8月26日(土)、嬉野ふるさと会館多目的ホールで天白遺跡の出土品が国の重要文化財に指定されたことを記念するシンポジウムを実施しました。
当日は天白遺跡の発掘調査を担当された森川幸雄さん、元文化庁主任文化財調査官の原田昌幸さんを講師にお迎えし、62名の方がご来場されました。
三重県埋蔵文化財センター所長、穂積裕昌の挨拶に続き、講演①として森川さんから「石をならべた縄文人」と題し、天白遺跡の概要、遺構、遺物の説明をしていただきました。森川さんは講演の最後で、天白遺跡の評価として、「朱を特産物とする東西日本を結ぶ縄文ネットワークステーション」とのまとめをされました。
次に、原田さんに「縄文世界の土偶の変遷と天白遺跡の土偶」と題する講演をしていただきました。スライドや図を使用され、全国の主要な土偶を紹介しながら、その変遷について、丁寧に解説していただきました。
休憩を挟み、当センター調査研究1課課長、小濵学がコーディネーターを務め、「東西文化の十字路(クロスロード)としての天白遺跡」と題する討論を行いました。配石遺構や朱の生産、天白遺跡から出土する東北や北陸などの異系統の土器を切り口に、意見交流を通して天白遺跡や縄文時代についての理解を深めることができました。

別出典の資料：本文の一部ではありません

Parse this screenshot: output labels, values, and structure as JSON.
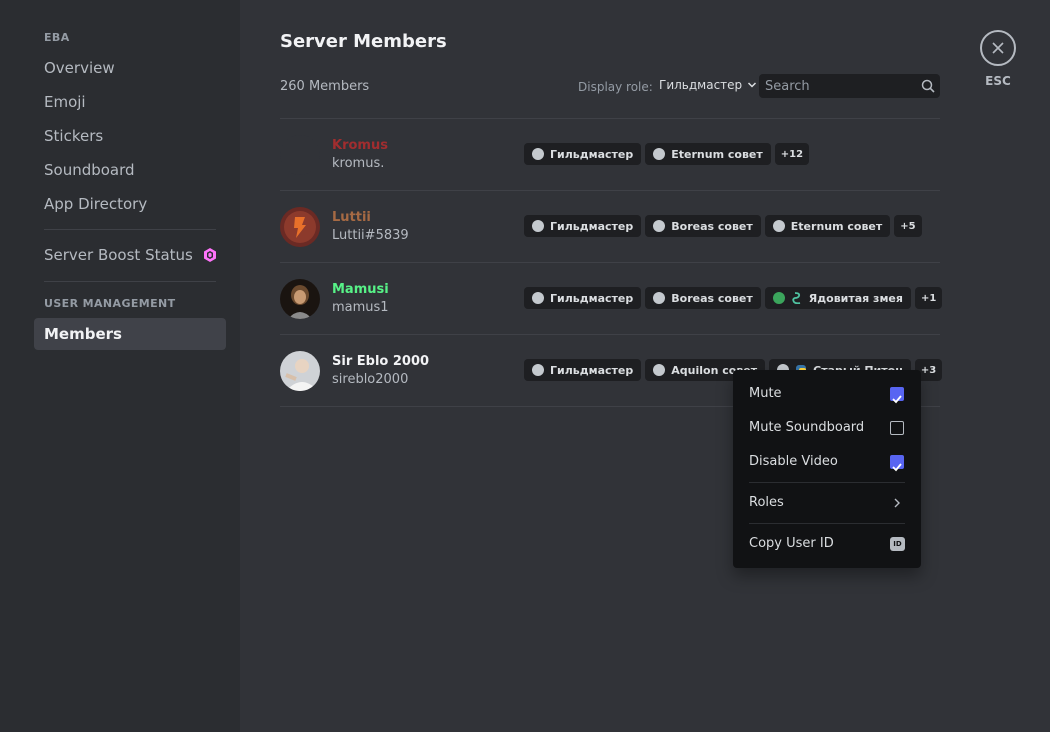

会場からも質問が出されるなど、参加者のみなさんは熱心に話に聞き入られていました。事後アンケートには「天白遺跡の現地に行ってもあまりよくわからなかったが、今日、少し理解ができて嬉しかった」との趣旨のご回答もありました。三重県埋蔵文化財センターでは、今後も調査、研究成果の丁寧な発信に努めていきたいと考えております。